Faut-il toujours se battre, même en ce 1er juillet du 150e de la Confédération, pour seulement avoir eu le droit d’exister dans l’histoire de notre pays!

Ce matin, toute heureuse de célébrer la fête du Canada, on se rassemble, à notre Club des 50+ de Bas-Caraquet et Pokesudie, autour d’un brunch communautaire organisé par notre Municipalité et nos vaillant(e)s bénévoles du Club des 50+. Notre député fédéral, Serge Cormier, était de la fête et a pris le temps, malgré son horaire chargé, de venir nous saluer et célébrer avec nous.

Alors tout était merveilleux jusqu’à ce que je tombe sur le numéro spécial 2017 de Histoire Canada Jeunesse, Navigue dans l’histoire du Canada KAYAK, de la Société Histoire Canada. À mon grand étonnement, rien sur l’île Sainte-Croix reconnue par le gouvernement canadien comme le premier établissement français en terre d’Amérique et la fondation de l’Acadie en 1604; rien sur la déportation des Acadiens; rien sur la reconnaissance du gouvernement canadien des torts causés aux Acadiens lors de la déportation; rien non plus sur l’absence des Acadiens lors des négociations des pères de la Confédération, bien que les auteurs ont fait un effort remarquable d’identifier les peuples qui y étaient exclus. Pourquoi faut-il toujours être les oubliés dans ce beau pays pour lequel nous avons fièrement contribué à édifier comme un des deux peuples fondateurs francophones du Canada?

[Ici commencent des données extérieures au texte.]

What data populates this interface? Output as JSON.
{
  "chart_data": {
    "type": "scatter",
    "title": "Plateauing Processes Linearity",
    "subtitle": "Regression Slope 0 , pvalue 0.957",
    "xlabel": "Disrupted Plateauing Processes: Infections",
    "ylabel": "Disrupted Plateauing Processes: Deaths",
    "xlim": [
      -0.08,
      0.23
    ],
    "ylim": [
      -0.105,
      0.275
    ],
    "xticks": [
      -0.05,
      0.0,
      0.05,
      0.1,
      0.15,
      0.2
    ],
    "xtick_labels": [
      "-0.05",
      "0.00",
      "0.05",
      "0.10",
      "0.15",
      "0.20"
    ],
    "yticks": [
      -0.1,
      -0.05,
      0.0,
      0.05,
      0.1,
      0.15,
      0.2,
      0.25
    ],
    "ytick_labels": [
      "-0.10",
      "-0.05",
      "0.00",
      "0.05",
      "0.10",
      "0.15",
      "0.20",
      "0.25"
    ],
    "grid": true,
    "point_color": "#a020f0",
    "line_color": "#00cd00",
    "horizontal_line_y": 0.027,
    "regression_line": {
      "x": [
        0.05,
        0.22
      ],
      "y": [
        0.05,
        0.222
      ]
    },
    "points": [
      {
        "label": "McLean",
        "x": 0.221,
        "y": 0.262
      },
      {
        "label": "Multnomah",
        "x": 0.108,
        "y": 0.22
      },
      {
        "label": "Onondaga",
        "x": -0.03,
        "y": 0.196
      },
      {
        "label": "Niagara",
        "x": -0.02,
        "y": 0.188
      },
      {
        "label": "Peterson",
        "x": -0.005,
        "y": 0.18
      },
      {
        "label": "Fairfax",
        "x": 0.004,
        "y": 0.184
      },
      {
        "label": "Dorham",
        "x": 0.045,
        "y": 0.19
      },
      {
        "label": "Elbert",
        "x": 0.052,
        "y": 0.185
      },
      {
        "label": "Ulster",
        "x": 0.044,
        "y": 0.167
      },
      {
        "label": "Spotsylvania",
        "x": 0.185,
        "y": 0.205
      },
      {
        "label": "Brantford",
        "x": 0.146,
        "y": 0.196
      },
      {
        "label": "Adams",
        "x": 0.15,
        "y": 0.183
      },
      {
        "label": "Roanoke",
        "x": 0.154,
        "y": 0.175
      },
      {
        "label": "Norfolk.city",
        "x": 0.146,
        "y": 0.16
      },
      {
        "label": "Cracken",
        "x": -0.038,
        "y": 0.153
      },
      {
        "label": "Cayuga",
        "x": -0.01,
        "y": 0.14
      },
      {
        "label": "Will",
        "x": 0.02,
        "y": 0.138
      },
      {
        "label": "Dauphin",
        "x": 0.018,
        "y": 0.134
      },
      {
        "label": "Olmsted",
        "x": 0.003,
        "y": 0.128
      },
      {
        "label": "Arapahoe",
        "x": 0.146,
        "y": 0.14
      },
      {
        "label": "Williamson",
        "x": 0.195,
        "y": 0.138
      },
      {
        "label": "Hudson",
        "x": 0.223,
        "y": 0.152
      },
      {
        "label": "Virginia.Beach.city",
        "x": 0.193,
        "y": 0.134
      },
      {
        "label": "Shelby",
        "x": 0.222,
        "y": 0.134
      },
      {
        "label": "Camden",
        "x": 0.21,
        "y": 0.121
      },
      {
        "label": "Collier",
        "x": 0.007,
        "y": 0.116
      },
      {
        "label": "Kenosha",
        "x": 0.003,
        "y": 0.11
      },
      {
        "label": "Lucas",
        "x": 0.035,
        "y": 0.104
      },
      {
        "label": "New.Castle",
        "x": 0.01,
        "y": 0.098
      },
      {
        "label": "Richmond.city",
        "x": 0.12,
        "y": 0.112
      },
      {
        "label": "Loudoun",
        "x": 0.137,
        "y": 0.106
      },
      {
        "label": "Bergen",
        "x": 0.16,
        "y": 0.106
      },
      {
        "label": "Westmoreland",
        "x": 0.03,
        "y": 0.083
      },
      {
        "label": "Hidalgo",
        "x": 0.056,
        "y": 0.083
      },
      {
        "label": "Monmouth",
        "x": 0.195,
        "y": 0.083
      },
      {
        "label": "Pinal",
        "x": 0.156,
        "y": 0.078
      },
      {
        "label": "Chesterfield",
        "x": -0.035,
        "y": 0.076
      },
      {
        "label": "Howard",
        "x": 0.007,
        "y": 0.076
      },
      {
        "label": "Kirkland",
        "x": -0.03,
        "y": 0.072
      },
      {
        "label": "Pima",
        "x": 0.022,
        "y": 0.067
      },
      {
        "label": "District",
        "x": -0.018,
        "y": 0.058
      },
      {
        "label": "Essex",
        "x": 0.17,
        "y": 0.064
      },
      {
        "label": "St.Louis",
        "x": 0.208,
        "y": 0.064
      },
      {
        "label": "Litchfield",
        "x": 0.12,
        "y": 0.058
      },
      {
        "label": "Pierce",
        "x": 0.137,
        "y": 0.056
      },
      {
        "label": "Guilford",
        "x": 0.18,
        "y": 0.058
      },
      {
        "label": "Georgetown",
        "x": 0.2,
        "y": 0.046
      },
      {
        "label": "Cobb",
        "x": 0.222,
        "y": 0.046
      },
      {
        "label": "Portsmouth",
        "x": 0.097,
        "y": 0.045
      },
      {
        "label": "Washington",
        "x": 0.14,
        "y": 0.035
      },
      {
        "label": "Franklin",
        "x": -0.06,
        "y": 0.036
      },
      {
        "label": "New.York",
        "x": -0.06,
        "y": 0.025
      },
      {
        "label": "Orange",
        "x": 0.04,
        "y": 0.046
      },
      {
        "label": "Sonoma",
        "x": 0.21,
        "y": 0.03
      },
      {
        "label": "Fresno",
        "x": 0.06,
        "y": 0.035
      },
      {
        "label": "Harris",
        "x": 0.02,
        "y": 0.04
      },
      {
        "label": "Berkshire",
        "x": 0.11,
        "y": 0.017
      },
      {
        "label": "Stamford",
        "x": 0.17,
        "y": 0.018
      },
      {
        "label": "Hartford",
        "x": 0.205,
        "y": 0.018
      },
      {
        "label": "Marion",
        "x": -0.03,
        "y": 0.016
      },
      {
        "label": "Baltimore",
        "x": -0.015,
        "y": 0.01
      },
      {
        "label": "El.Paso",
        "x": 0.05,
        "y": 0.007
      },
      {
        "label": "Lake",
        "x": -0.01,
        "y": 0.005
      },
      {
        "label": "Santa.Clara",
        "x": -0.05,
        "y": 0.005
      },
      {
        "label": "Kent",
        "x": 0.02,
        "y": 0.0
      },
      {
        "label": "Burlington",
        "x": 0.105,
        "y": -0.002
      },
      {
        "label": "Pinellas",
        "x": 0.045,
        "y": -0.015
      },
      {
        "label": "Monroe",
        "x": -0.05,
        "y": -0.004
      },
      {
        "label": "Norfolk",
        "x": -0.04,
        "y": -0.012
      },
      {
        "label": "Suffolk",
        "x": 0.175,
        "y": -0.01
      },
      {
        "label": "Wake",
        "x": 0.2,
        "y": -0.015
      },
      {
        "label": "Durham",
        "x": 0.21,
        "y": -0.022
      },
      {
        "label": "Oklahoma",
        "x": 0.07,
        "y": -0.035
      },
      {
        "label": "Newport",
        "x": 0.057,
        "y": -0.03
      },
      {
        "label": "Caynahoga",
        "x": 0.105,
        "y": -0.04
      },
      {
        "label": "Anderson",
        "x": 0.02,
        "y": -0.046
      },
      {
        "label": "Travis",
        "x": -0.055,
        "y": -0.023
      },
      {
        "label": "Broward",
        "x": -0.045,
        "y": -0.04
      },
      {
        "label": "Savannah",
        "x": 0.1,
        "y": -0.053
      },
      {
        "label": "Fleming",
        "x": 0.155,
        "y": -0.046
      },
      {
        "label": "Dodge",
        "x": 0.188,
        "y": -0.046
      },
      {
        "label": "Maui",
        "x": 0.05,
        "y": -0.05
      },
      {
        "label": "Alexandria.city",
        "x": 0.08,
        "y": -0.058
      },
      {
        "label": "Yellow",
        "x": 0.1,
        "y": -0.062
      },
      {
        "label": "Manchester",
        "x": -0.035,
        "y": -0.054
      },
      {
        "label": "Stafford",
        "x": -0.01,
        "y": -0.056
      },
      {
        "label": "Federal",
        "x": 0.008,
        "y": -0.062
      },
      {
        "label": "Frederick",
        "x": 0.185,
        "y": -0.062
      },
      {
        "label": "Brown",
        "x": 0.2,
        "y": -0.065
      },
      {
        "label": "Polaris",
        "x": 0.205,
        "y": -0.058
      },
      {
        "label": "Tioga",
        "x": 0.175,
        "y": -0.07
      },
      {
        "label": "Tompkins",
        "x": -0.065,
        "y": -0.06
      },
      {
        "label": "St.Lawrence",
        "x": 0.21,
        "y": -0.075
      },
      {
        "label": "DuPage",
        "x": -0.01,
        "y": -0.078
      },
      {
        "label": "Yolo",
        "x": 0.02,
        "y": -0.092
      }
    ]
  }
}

Est-il si difficile aujourd’hui, pour une si prestigieuse organisation qu’est la Société Histoire Canada, de faire des recherches de base pour avoir ces faits correctement? Elle reçoit pourtant des subventions du gouvernement canadien et de plusieurs fondations importantes, dont celle de La Baie d’Hudson. Voilà encore une fois qu’une grande institution nous a failli, pas seulement l’Acadie, mais aussi le Canada. Elle a raté ce rendez-vous avec l’histoire de montrer que l’Acadie est un exemple cité partout dans le monde, ne serait-ce lors des Sommets de la Francophonie, comme un modèle de peuple tolérant et accueillant qui aurait dû disparaître, mais qui a survécu, qui s’est épanouie dans le modèle canadien et que par sa seule présence témoigne des valeurs canadiennes, si chères à nous tous, symbolisant le courage, le pardon, la réconciliation, la tolérance, l’accueil, l’intégration, l’ouverture aux autres et aux différences.

À quand une Société Histoire Acadie?